Feminists have been trying to impose gender quotas in the United States for decades. They would like nothing less than to force every company in America to have at least as many female board members as male board members. However, patriots like Phyllis Schlafly have long held the line against these feminist demands. They rightly point out that companies should be free to make decisions about hiring and firing based on the qualifications of the applicants, not whether they are male or female.
France passed a bill in 2013 making it illegal for organizations to have more than 60 percent of their management be of a single gender. Feminists initially applauded the rule, but a new development has them crying “Sacré bleu!” The city of Paris has fallen victim to this unjust law, not for having too many men in charge, but for having too many women. Socialist Mayor Anne Hidalgo came into office making brazen overtures to the need for hiring more women and fewer men. She explained that “To one day achieve parity, we must speed up the tempo and ensure that more women are appointed than men.” Consequently, she built a management team of eleven females and five males. That’s a total of 69% women, which violates the gender parity law.
As the city of Paris grapples with the idea of paying a $110,100 fine for their transgression, the rest of us should grapple with the question of these gender quotas. Maybe the feminists did get a taste of their own medicine in this case, but no organization should have to pay a fine for the crime of having too many men or women in leadership.
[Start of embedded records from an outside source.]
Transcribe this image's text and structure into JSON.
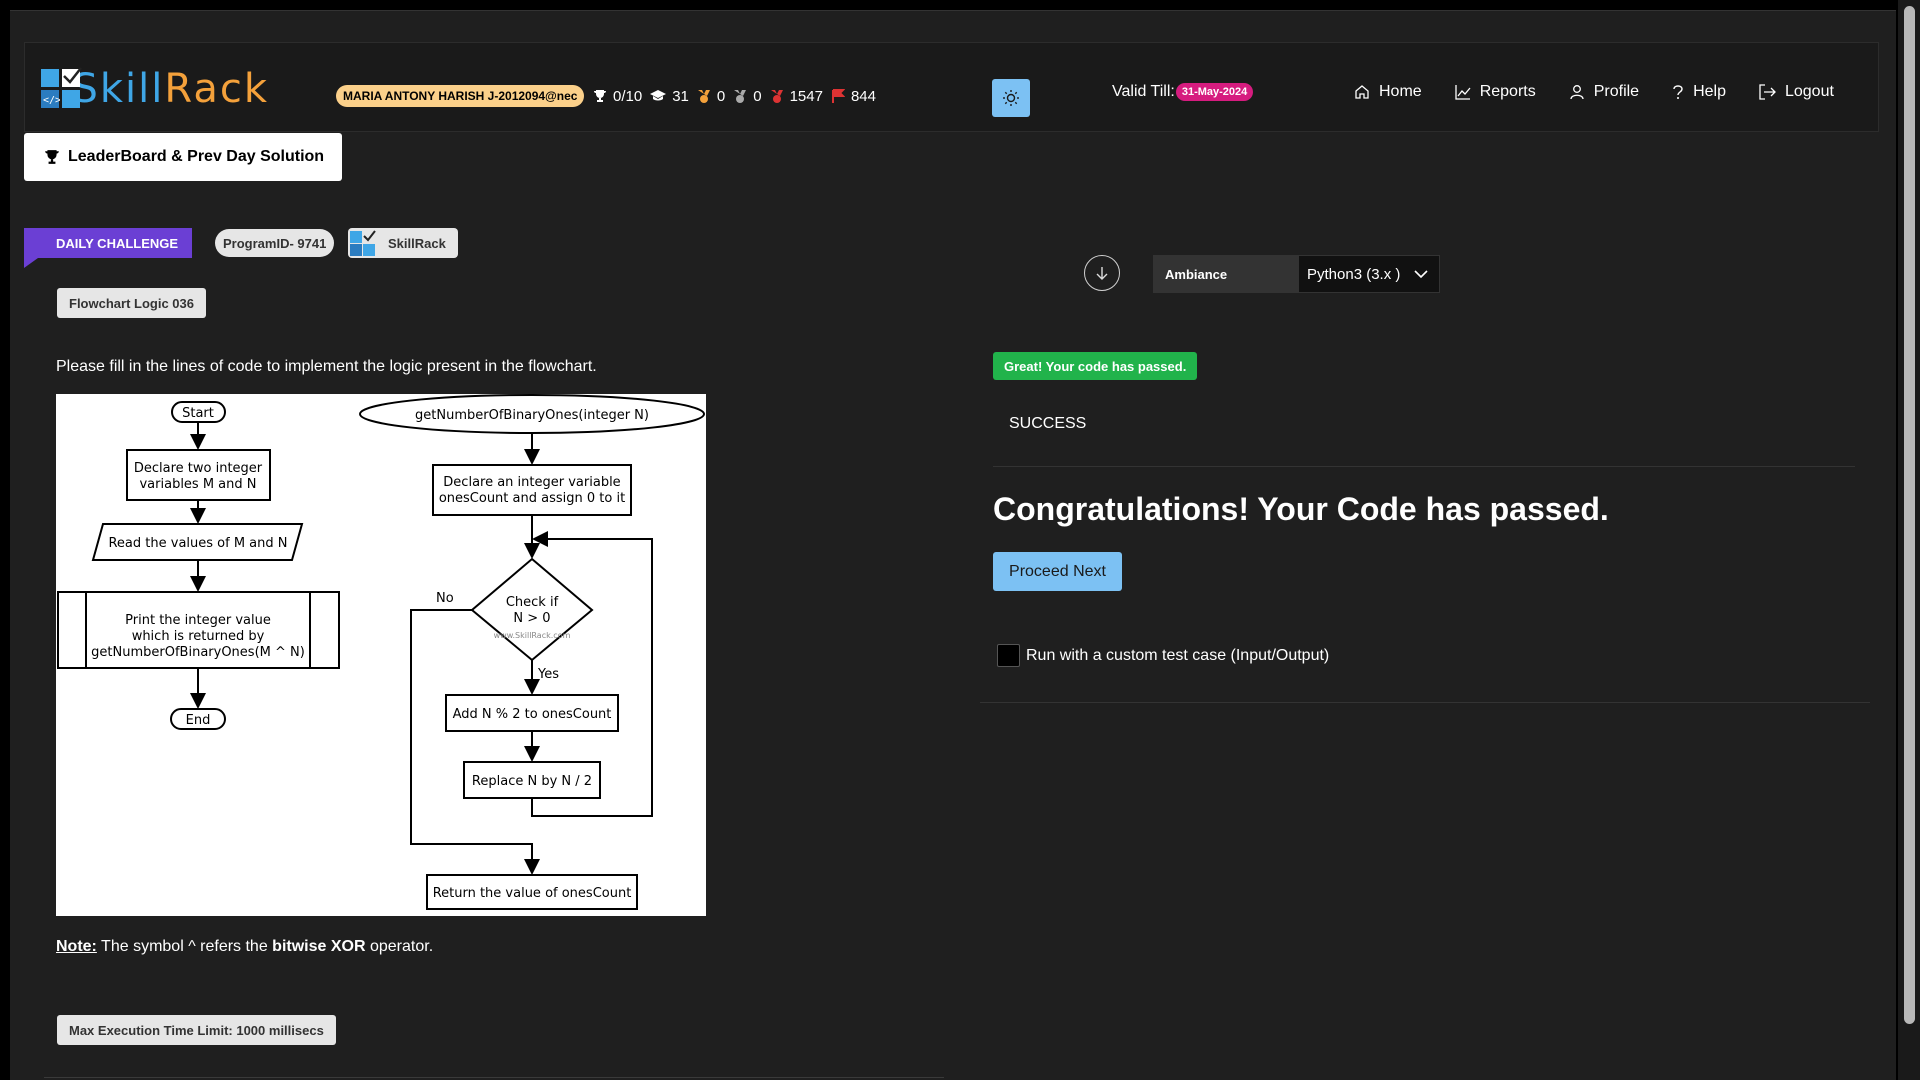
{
  "brand": {
    "logo_part1": "Skill",
    "logo_part2": "Rack",
    "logo_colors": {
      "blue": "#3fa6e6",
      "orange": "#f4a13b"
    }
  },
  "header": {
    "user_badge": "MARIA ANTONY HARISH J-2012094@nec",
    "stats": [
      {
        "icon": "trophy-icon",
        "value": "0/10"
      },
      {
        "icon": "graduation-cap-icon",
        "value": "31"
      },
      {
        "icon": "gold-medal-icon",
        "value": "0"
      },
      {
        "icon": "silver-medal-icon",
        "value": "0"
      },
      {
        "icon": "red-medal-icon",
        "value": "1547"
      },
      {
        "icon": "flag-icon",
        "value": "844"
      }
    ],
    "valid_label": "Valid Till:",
    "valid_date": "31-May-2024",
    "nav": [
      {
        "icon": "home-icon",
        "label": "Home"
      },
      {
        "icon": "chart-icon",
        "label": "Reports"
      },
      {
        "icon": "user-icon",
        "label": "Profile"
      },
      {
        "icon": "help-icon",
        "label": "Help"
      },
      {
        "icon": "logout-icon",
        "label": "Logout"
      }
    ]
  },
  "leaderboard_button": "LeaderBoard & Prev Day Solution",
  "challenge": {
    "daily_label": "DAILY CHALLENGE",
    "program_id": "ProgramID- 9741",
    "source": "SkillRack",
    "title": "Flowchart Logic 036",
    "description": "Please fill in the lines of code to implement the logic present in the flowchart.",
    "note_label": "Note:",
    "note_text_1": " The symbol ^ refers the ",
    "note_bold": "bitwise XOR",
    "note_text_2": " operator.",
    "time_limit": "Max Execution Time Limit: 1000 millisecs"
  },
  "flowchart": {
    "start": "Start",
    "declare": [
      "Declare two integer",
      "variables M and N"
    ],
    "read": "Read the values of M and N",
    "print": [
      "Print the integer value",
      "which is returned by",
      "getNumberOfBinaryOnes(M ^ N)"
    ],
    "end": "End",
    "func": "getNumberOfBinaryOnes(integer N)",
    "declare_ones": [
      "Declare an integer variable",
      "onesCount and assign 0 to it"
    ],
    "check": [
      "Check if",
      "N > 0"
    ],
    "no": "No",
    "yes": "Yes",
    "watermark": "www.SkillRack.com",
    "add": "Add N % 2 to onesCount",
    "replace": "Replace N by N / 2",
    "return": "Return the value of onesCount"
  },
  "editor": {
    "ambiance_label": "Ambiance",
    "language": "Python3 (3.x )",
    "passed_badge": "Great! Your code has passed.",
    "status": "SUCCESS",
    "congrats": "Congratulations! Your Code has passed.",
    "proceed_label": "Proceed Next",
    "custom_test_label": "Run with a custom test case (Input/Output)",
    "custom_test_checked": false
  }
}
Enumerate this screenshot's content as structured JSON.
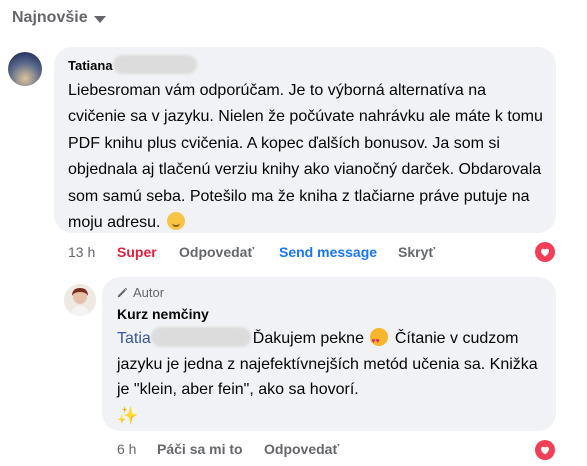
{
  "sort": {
    "label": "Najnovšie"
  },
  "comment": {
    "author": "Tatiana",
    "text": "Liebesroman vám odporúčam. Je to výborná alternatíva na cvičenie sa v jazyku. Nielen že počúvate nahrávku ale máte k tomu PDF knihu plus cvičenia. A kopec ďalších bonusov. Ja som si objednala aj tlačenú verziu knihy ako vianočný darček. Obdarovala som samú seba. Potešilo ma že kniha z tlačiarne práve putuje na moju adresu.",
    "emoji": "hugging-face-icon",
    "time": "13 h",
    "actions": {
      "reaction": "Super",
      "reply": "Odpovedať",
      "send_message": "Send message",
      "hide": "Skryť"
    },
    "reaction_icon": "heart-icon"
  },
  "reply": {
    "badge": "Autor",
    "author": "Kurz nemčiny",
    "mention": "Tatia",
    "text_before_emoji": "Ďakujem pekne",
    "text_after_emoji": "Čítanie v cudzom jazyku je jedna z najefektívnejších metód učenia sa. Knižka je \"klein, aber fein\", ako sa hovorí.",
    "emoji": "heart-eyes-icon",
    "trailing_emoji": "sparkles-icon",
    "time": "6 h",
    "actions": {
      "like": "Páči sa mi to",
      "reply": "Odpovedať"
    },
    "reaction_icon": "heart-icon"
  },
  "colors": {
    "accent": "#1877f2",
    "super_red": "#e41e3f",
    "heart": "#f33e58",
    "bubble": "#f0f2f5",
    "meta": "#65676b"
  }
}
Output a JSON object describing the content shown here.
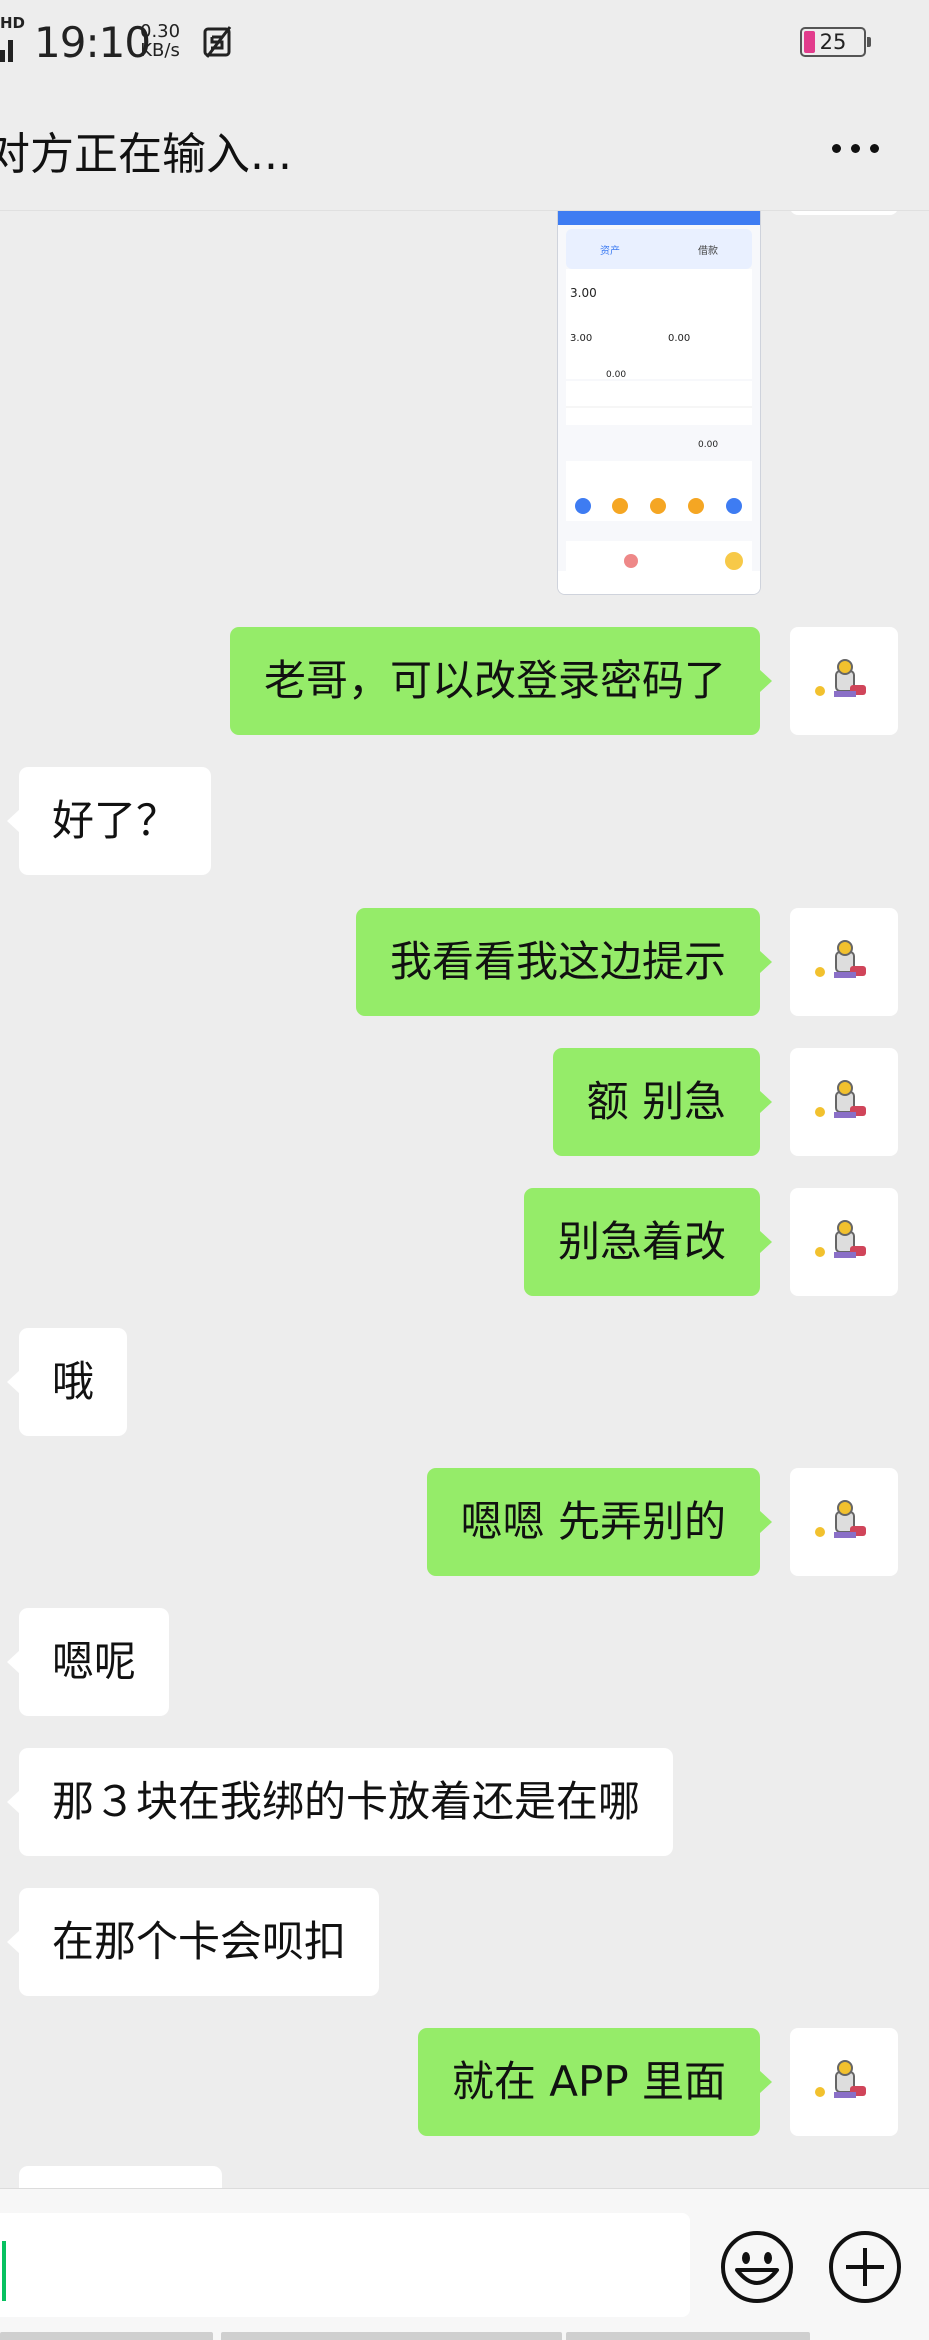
{
  "status_bar": {
    "network_type": "HD",
    "time": "19:10",
    "net_speed_value": "0.30",
    "net_speed_unit": "KB/s",
    "battery_level": "25",
    "battery_fill_fraction": 0.2
  },
  "header": {
    "title": "对方正在输入...",
    "more_icon": "more-horizontal-icon"
  },
  "messages": [
    {
      "side": "out",
      "type": "image",
      "content_desc": "app-account-screenshot"
    },
    {
      "side": "out",
      "type": "text",
      "text": "老哥，可以改登录密码了"
    },
    {
      "side": "in",
      "type": "text",
      "text": "好了？"
    },
    {
      "side": "out",
      "type": "text",
      "text": "我看看我这边提示"
    },
    {
      "side": "out",
      "type": "text",
      "text": "额 别急"
    },
    {
      "side": "out",
      "type": "text",
      "text": "别急着改"
    },
    {
      "side": "in",
      "type": "text",
      "text": "哦"
    },
    {
      "side": "out",
      "type": "text",
      "text": "嗯嗯 先弄别的"
    },
    {
      "side": "in",
      "type": "text",
      "text": "嗯呢"
    },
    {
      "side": "in",
      "type": "text",
      "text": "那３块在我绑的卡放着还是在哪"
    },
    {
      "side": "in",
      "type": "text",
      "text": "在那个卡会呗扣"
    },
    {
      "side": "out",
      "type": "text",
      "text": "就在 APP 里面"
    },
    {
      "side": "in",
      "type": "text",
      "text": ""
    }
  ],
  "screenshot_thumb": {
    "tabs": [
      "资产",
      "借款"
    ],
    "badge": "",
    "balance_label": "",
    "balance_value": "3.00",
    "balance_sub": "",
    "value_a": "3.00",
    "value_b": "0.00",
    "value_c": "0.00",
    "value_d": "0.00"
  },
  "input_bar": {
    "text_value": "",
    "emoji_icon": "emoji-smile-icon",
    "plus_icon": "plus-circle-icon"
  },
  "colors": {
    "background": "#ededed",
    "outgoing_bubble": "#95ec69",
    "incoming_bubble": "#ffffff",
    "caret": "#07c160"
  }
}
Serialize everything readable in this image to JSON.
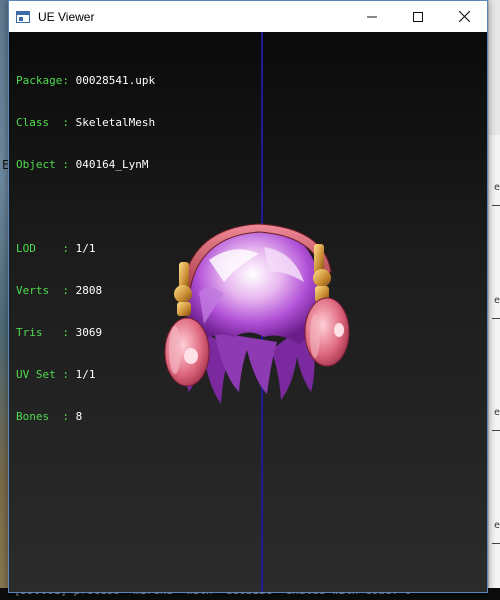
{
  "window": {
    "title": "UE Viewer",
    "icon": "app-window-icon"
  },
  "caption_buttons": {
    "minimize_icon": "minimize-icon",
    "maximize_icon": "maximize-icon",
    "close_icon": "close-icon"
  },
  "info": {
    "package": {
      "key": "Package: ",
      "value": "00028541.upk"
    },
    "class": {
      "key": "Class  : ",
      "value": "SkeletalMesh"
    },
    "object": {
      "key": "Object : ",
      "value": "040164_LynM"
    },
    "lod": {
      "key": "LOD    : ",
      "value": "1/1"
    },
    "verts": {
      "key": "Verts  : ",
      "value": "2808"
    },
    "tris": {
      "key": "Tris   : ",
      "value": "3069"
    },
    "uvset": {
      "key": "UV Set : ",
      "value": "1/1"
    },
    "bones": {
      "key": "Bones  : ",
      "value": "8"
    }
  },
  "background": {
    "console_text": "[D50001] process 'mircha' with 'deobize' exited with code: 0",
    "left_glyph": "E",
    "right_marks": [
      "e",
      "e",
      "e",
      "e"
    ]
  },
  "colors": {
    "key_text": "#4fdc4f",
    "value_text": "#ffffff",
    "axis_line": "#1c1c9a",
    "hair": "#b04fd6",
    "headphone": "#e07a8a",
    "metal": "#d6a040"
  }
}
Businesses don’t need government intervention to let men and women compete evenly in America. The free market incentivizes businesses to hire only the best of the best. Those that ignore the best qualified candidates of either gender are sure to fall behind to their competition. Government overreach isn’t going to solve anything. As French feminists found out the hard way, when you let the government take control, the solution can quickly become worse than the problem. Au revoir, liberté.